Destination: Web video. And if you believe that video is going to be the most important cog of the Web the stakes are very high (see Techmeme discussion). First a brief recap: Adobe unveiled its offline media player, which could become a threat to Windows Media Player. Microsoft also unveiled its Silverlight video tool, which looks to usurp Adobe's Flash video player.
To wit: Microsoft showed off its video side and announced Silverlight, which was formerly known as WPF/E (I'll take Silverlight thank you). Silverlight is an alleged Flash video killer.
When you look at the explosion of Flash video and how it has transformed the web, it was easy to see that Microsoft had to get in. Flash video happened almost by accident, but it really energized Adobe and gave it even more street credit with consumers and media companies alike.
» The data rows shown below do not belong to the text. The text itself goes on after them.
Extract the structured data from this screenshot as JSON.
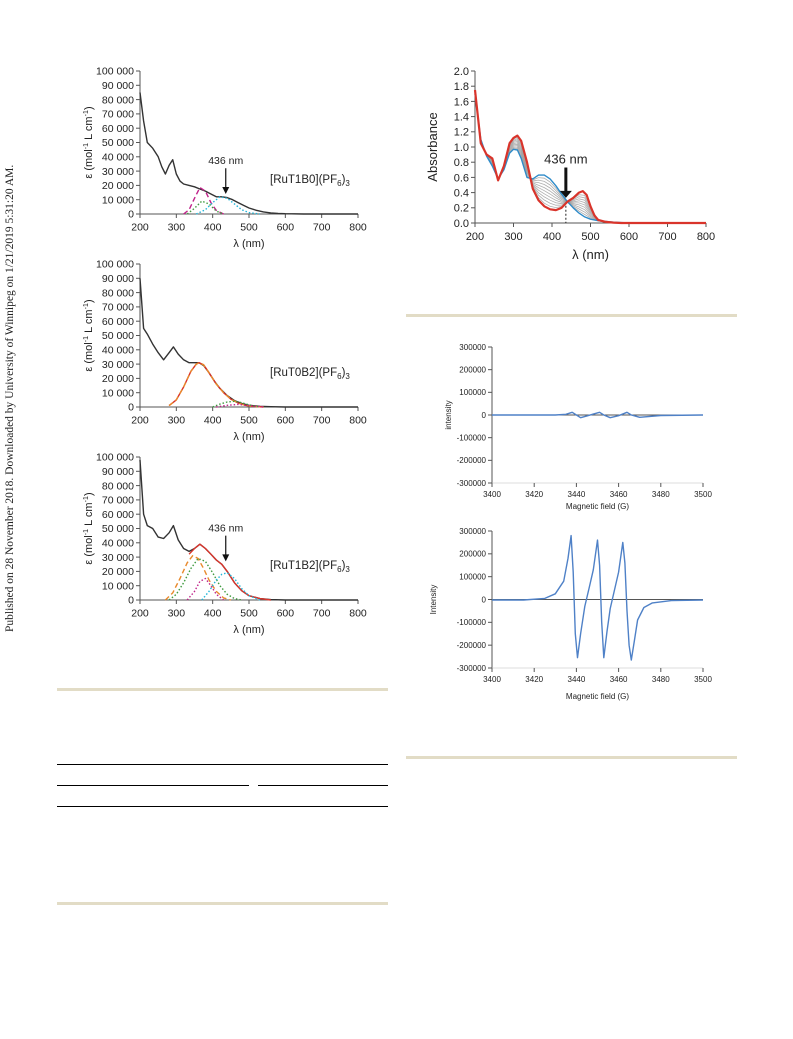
{
  "side_note": "Published on 28 November 2018. Downloaded by University of Winnipeg on 1/21/2019 5:31:20 AM.",
  "colors": {
    "rule": "#e2dcc6",
    "black_curve": "#333333",
    "blue": "#2e8bc9",
    "red": "#d9342b",
    "gray": "#9a9a9a",
    "epr_blue": "#4f81c7",
    "magenta": "#c0238a",
    "cyan": "#22b5d8",
    "green": "#3f9a3f",
    "orange": "#e8892b"
  },
  "chart_data": [
    {
      "type": "line",
      "label": "[RuT1B0](PF6)3",
      "label_main": "[RuT1B0](PF",
      "label_sub": "6",
      "label_end": ")3",
      "xlabel": "λ (nm)",
      "ylabel_main": "ε (mol",
      "ylabel_sup": "-1",
      "ylabel_rest": " L cm",
      "ylabel_sup2": "-1",
      "ylabel_end": ")",
      "xlim": [
        200,
        800
      ],
      "ylim": [
        0,
        100000
      ],
      "xticks": [
        "200",
        "300",
        "400",
        "500",
        "600",
        "700",
        "800"
      ],
      "yticks": [
        "0",
        "10 000",
        "20 000",
        "30 000",
        "40 000",
        "50 000",
        "60 000",
        "70 000",
        "80 000",
        "90 000",
        "100 000"
      ],
      "annotation": "436 nm",
      "annotation_x": 436,
      "series": [
        {
          "color": "#333333",
          "style": "solid",
          "x": [
            200,
            210,
            220,
            235,
            250,
            260,
            270,
            280,
            290,
            300,
            310,
            320,
            335,
            350,
            365,
            380,
            395,
            410,
            425,
            440,
            455,
            470,
            485,
            500,
            520,
            540,
            560,
            580,
            600,
            650,
            700,
            800
          ],
          "y": [
            85000,
            65000,
            50000,
            46000,
            40000,
            33000,
            28000,
            34000,
            38000,
            28000,
            23000,
            21000,
            20000,
            19000,
            17500,
            16000,
            14000,
            12000,
            12000,
            11500,
            10000,
            8000,
            6000,
            4200,
            2600,
            1500,
            800,
            400,
            200,
            0,
            0,
            0
          ]
        },
        {
          "color": "#c0238a",
          "style": "dashed",
          "x": [
            320,
            335,
            350,
            365,
            380,
            395,
            410,
            430
          ],
          "y": [
            0,
            3000,
            11000,
            18500,
            16000,
            8000,
            2500,
            0
          ]
        },
        {
          "color": "#22b5d8",
          "style": "dotted",
          "x": [
            355,
            380,
            400,
            420,
            440,
            460,
            480,
            500,
            530
          ],
          "y": [
            0,
            3000,
            8000,
            12000,
            11000,
            7000,
            3000,
            1000,
            0
          ]
        },
        {
          "color": "#3f9a3f",
          "style": "dotted",
          "x": [
            330,
            350,
            370,
            390,
            410,
            430
          ],
          "y": [
            0,
            4000,
            9000,
            7000,
            2000,
            0
          ]
        }
      ]
    },
    {
      "type": "line",
      "label": "[RuT0B2](PF6)3",
      "label_main": "[RuT0B2](PF",
      "label_sub": "6",
      "label_end": ")3",
      "xlabel": "λ (nm)",
      "ylabel_main": "ε (mol",
      "ylabel_sup": "-1",
      "ylabel_rest": " L cm",
      "ylabel_sup2": "-1",
      "ylabel_end": ")",
      "xlim": [
        200,
        800
      ],
      "ylim": [
        0,
        100000
      ],
      "xticks": [
        "200",
        "300",
        "400",
        "500",
        "600",
        "700",
        "800"
      ],
      "yticks": [
        "0",
        "10 000",
        "20 000",
        "30 000",
        "40 000",
        "50 000",
        "60 000",
        "70 000",
        "80 000",
        "90 000",
        "100 000"
      ],
      "series": [
        {
          "color": "#333333",
          "style": "solid",
          "x": [
            200,
            210,
            220,
            235,
            250,
            265,
            280,
            292,
            305,
            320,
            335,
            350,
            362,
            375,
            390,
            405,
            420,
            440,
            460,
            480,
            500,
            530,
            560,
            600,
            650,
            800
          ],
          "y": [
            90000,
            55000,
            51000,
            44000,
            38000,
            33000,
            38000,
            42000,
            37000,
            33000,
            31000,
            31000,
            31000,
            29000,
            24000,
            18000,
            13000,
            8000,
            4500,
            2500,
            1200,
            500,
            200,
            0,
            0,
            0
          ]
        },
        {
          "color": "#d9342b",
          "style": "solid",
          "x": [
            280,
            300,
            320,
            340,
            355,
            362,
            375,
            390,
            410,
            430,
            450,
            470,
            490,
            510,
            540
          ],
          "y": [
            1000,
            5000,
            14000,
            25000,
            30000,
            31000,
            29500,
            24000,
            16000,
            10000,
            5500,
            2800,
            1200,
            500,
            0
          ]
        },
        {
          "color": "#e8892b",
          "style": "dashed",
          "x": [
            280,
            300,
            320,
            340,
            355,
            362,
            375,
            390,
            410,
            430,
            450,
            470,
            490,
            510,
            540
          ],
          "y": [
            1000,
            5000,
            14000,
            25000,
            30000,
            31000,
            29500,
            24000,
            16000,
            10000,
            5500,
            2800,
            1200,
            500,
            0
          ]
        },
        {
          "color": "#3f9a3f",
          "style": "dotted",
          "x": [
            400,
            420,
            440,
            460,
            480,
            500,
            530
          ],
          "y": [
            0,
            2000,
            3500,
            4000,
            3000,
            1500,
            0
          ]
        },
        {
          "color": "#c0238a",
          "style": "dotted",
          "x": [
            410,
            440,
            470,
            500,
            540
          ],
          "y": [
            0,
            1200,
            1800,
            1000,
            0
          ]
        }
      ]
    },
    {
      "type": "line",
      "label": "[RuT1B2](PF6)3",
      "label_main": "[RuT1B2](PF",
      "label_sub": "6",
      "label_end": ")3",
      "xlabel": "λ (nm)",
      "ylabel_main": "ε (mol",
      "ylabel_sup": "-1",
      "ylabel_rest": " L cm",
      "ylabel_sup2": "-1",
      "ylabel_end": ")",
      "xlim": [
        200,
        800
      ],
      "ylim": [
        0,
        100000
      ],
      "xticks": [
        "200",
        "300",
        "400",
        "500",
        "600",
        "700",
        "800"
      ],
      "yticks": [
        "0",
        "10 000",
        "20 000",
        "30 000",
        "40 000",
        "50 000",
        "60 000",
        "70 000",
        "80 000",
        "90 000",
        "100 000"
      ],
      "annotation": "436 nm",
      "annotation_x": 436,
      "series": [
        {
          "color": "#333333",
          "style": "solid",
          "x": [
            200,
            210,
            220,
            235,
            250,
            265,
            280,
            292,
            305,
            320,
            335,
            350,
            365,
            380,
            395,
            410,
            425,
            440,
            460,
            480,
            500,
            530,
            560,
            600,
            650,
            800
          ],
          "y": [
            98000,
            60000,
            52000,
            50000,
            44000,
            43000,
            47000,
            52000,
            42000,
            36000,
            34000,
            36000,
            39000,
            36000,
            32000,
            28000,
            25000,
            20000,
            12000,
            6500,
            3000,
            1000,
            300,
            0,
            0,
            0
          ]
        },
        {
          "color": "#d9342b",
          "style": "solid",
          "x": [
            335,
            350,
            365,
            380,
            395,
            410,
            425,
            440,
            460,
            480,
            500,
            530,
            560
          ],
          "y": [
            32000,
            36000,
            39000,
            36000,
            32000,
            28000,
            25000,
            20000,
            12000,
            6500,
            3000,
            1000,
            0
          ]
        },
        {
          "color": "#e8892b",
          "style": "dashed",
          "x": [
            270,
            290,
            310,
            330,
            345,
            360,
            375,
            390,
            410,
            430,
            450
          ],
          "y": [
            0,
            5000,
            15000,
            26000,
            31000,
            29000,
            22000,
            14000,
            6000,
            1500,
            0
          ]
        },
        {
          "color": "#3f9a3f",
          "style": "dotted",
          "x": [
            280,
            300,
            320,
            340,
            360,
            380,
            400,
            420,
            440,
            460,
            480
          ],
          "y": [
            0,
            4000,
            12000,
            22000,
            29000,
            27000,
            19000,
            10000,
            4000,
            1000,
            0
          ]
        },
        {
          "color": "#c0238a",
          "style": "dotted",
          "x": [
            330,
            350,
            365,
            380,
            395,
            410,
            430
          ],
          "y": [
            0,
            6000,
            13000,
            15000,
            10000,
            4000,
            0
          ]
        },
        {
          "color": "#22b5d8",
          "style": "dotted",
          "x": [
            370,
            390,
            410,
            425,
            440,
            460,
            480,
            500,
            530
          ],
          "y": [
            0,
            6000,
            14000,
            18000,
            19000,
            15000,
            8000,
            3000,
            0
          ]
        }
      ]
    },
    {
      "type": "line",
      "xlabel": "λ (nm)",
      "ylabel": "Absorbance",
      "xlim": [
        200,
        800
      ],
      "ylim": [
        0,
        2.0
      ],
      "xticks": [
        "200",
        "300",
        "400",
        "500",
        "600",
        "700",
        "800"
      ],
      "yticks": [
        "0.0",
        "0.2",
        "0.4",
        "0.6",
        "0.8",
        "1.0",
        "1.2",
        "1.4",
        "1.6",
        "1.8",
        "2.0"
      ],
      "annotation": "436 nm",
      "annotation_x": 436,
      "isosbestic_y": 0.28,
      "series": [
        {
          "color": "#2e8bc9",
          "style": "solid",
          "x": [
            200,
            215,
            230,
            245,
            260,
            275,
            290,
            300,
            310,
            320,
            335,
            350,
            365,
            380,
            395,
            410,
            425,
            440,
            455,
            470,
            485,
            500,
            520,
            540,
            560,
            580,
            600,
            650,
            800
          ],
          "y": [
            1.7,
            1.1,
            0.88,
            0.75,
            0.58,
            0.7,
            0.92,
            0.97,
            0.96,
            0.85,
            0.6,
            0.58,
            0.63,
            0.63,
            0.58,
            0.49,
            0.38,
            0.28,
            0.2,
            0.13,
            0.08,
            0.05,
            0.03,
            0.02,
            0.01,
            0.005,
            0,
            0,
            0
          ]
        },
        {
          "color": "#d9342b",
          "style": "solid",
          "x": [
            200,
            215,
            230,
            245,
            260,
            275,
            290,
            300,
            310,
            320,
            335,
            350,
            365,
            380,
            395,
            410,
            425,
            440,
            455,
            470,
            480,
            490,
            500,
            510,
            520,
            540,
            560,
            580,
            600,
            650,
            800
          ],
          "y": [
            1.75,
            1.05,
            0.9,
            0.85,
            0.56,
            0.75,
            1.05,
            1.12,
            1.15,
            1.08,
            0.8,
            0.45,
            0.3,
            0.22,
            0.18,
            0.17,
            0.2,
            0.28,
            0.33,
            0.4,
            0.42,
            0.37,
            0.22,
            0.1,
            0.04,
            0.015,
            0.005,
            0,
            0,
            0,
            0
          ]
        },
        {
          "color": "#9a9a9a",
          "style": "solid",
          "x": [
            200,
            215,
            230,
            245,
            260,
            275,
            290,
            300,
            310,
            320,
            335,
            350,
            365,
            380,
            395,
            410,
            425,
            440,
            455,
            470,
            485,
            500,
            520,
            540,
            560,
            600,
            800
          ],
          "y": [
            1.72,
            1.08,
            0.89,
            0.8,
            0.57,
            0.72,
            0.98,
            1.04,
            1.05,
            0.96,
            0.7,
            0.52,
            0.46,
            0.42,
            0.38,
            0.33,
            0.29,
            0.28,
            0.26,
            0.26,
            0.24,
            0.14,
            0.06,
            0.02,
            0.01,
            0,
            0
          ]
        }
      ]
    },
    {
      "type": "line",
      "xlabel": "Magnetic field (G)",
      "ylabel": "intensity",
      "xlim": [
        3400,
        3500
      ],
      "ylim": [
        -300000,
        300000
      ],
      "xticks": [
        "3400",
        "3420",
        "3440",
        "3460",
        "3480",
        "3500"
      ],
      "yticks": [
        "300000",
        "200000",
        "100000",
        "0",
        "-100000",
        "-200000",
        "-300000"
      ],
      "series": [
        {
          "color": "#4f81c7",
          "style": "solid",
          "x": [
            3400,
            3430,
            3435,
            3438,
            3440,
            3442,
            3445,
            3448,
            3451,
            3453,
            3456,
            3460,
            3464,
            3466,
            3470,
            3480,
            3500
          ],
          "y": [
            0,
            0,
            3000,
            12000,
            0,
            -12000,
            -4000,
            4000,
            12000,
            0,
            -12000,
            -3000,
            12000,
            0,
            -10000,
            -2000,
            0
          ]
        }
      ]
    },
    {
      "type": "line",
      "xlabel": "Magnetic field (G)",
      "ylabel": "Intensity",
      "xlim": [
        3400,
        3500
      ],
      "ylim": [
        -300000,
        300000
      ],
      "xticks": [
        "3400",
        "3420",
        "3440",
        "3460",
        "3480",
        "3500"
      ],
      "yticks": [
        "300000",
        "200000",
        "100000",
        "0",
        "-100000",
        "-200000",
        "-300000"
      ],
      "series": [
        {
          "color": "#4f81c7",
          "style": "solid",
          "x": [
            3400,
            3415,
            3425,
            3430,
            3434,
            3436,
            3437.5,
            3438.5,
            3439.5,
            3440.5,
            3442,
            3444,
            3446,
            3448,
            3450,
            3451,
            3452,
            3453,
            3454.5,
            3456,
            3458,
            3460,
            3462,
            3463,
            3464,
            3465,
            3466,
            3467.5,
            3469,
            3472,
            3476,
            3485,
            3500
          ],
          "y": [
            -2000,
            -2000,
            5000,
            25000,
            80000,
            180000,
            280000,
            120000,
            -150000,
            -255000,
            -150000,
            -30000,
            50000,
            130000,
            260000,
            150000,
            -100000,
            -255000,
            -140000,
            -40000,
            40000,
            120000,
            250000,
            160000,
            -50000,
            -200000,
            -265000,
            -180000,
            -90000,
            -35000,
            -15000,
            -5000,
            -2000
          ]
        }
      ]
    }
  ]
}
Stewart goes on to point out that Flash video does have some weaknesses that Microsoft can exploit.
Microsoft's challenge: Good luck uprooting the Flash player, which has an 84 percent penetration as of March.
Adobe also took the wraps off of Philo, its media player. Now the player is known as Adobe Media Player, which will have DRM protections. Ryan Stewart sees it as a competitor to Joost. In reality, Adobe's media player, which will work offline, could become a viable threat to the Windows Media Player.
Adobe's challenge: Good luck uprooting the Windows Media Player, which is quite entrenched.
Call this battle a draw, but it's going to be really interesting as it unfolds.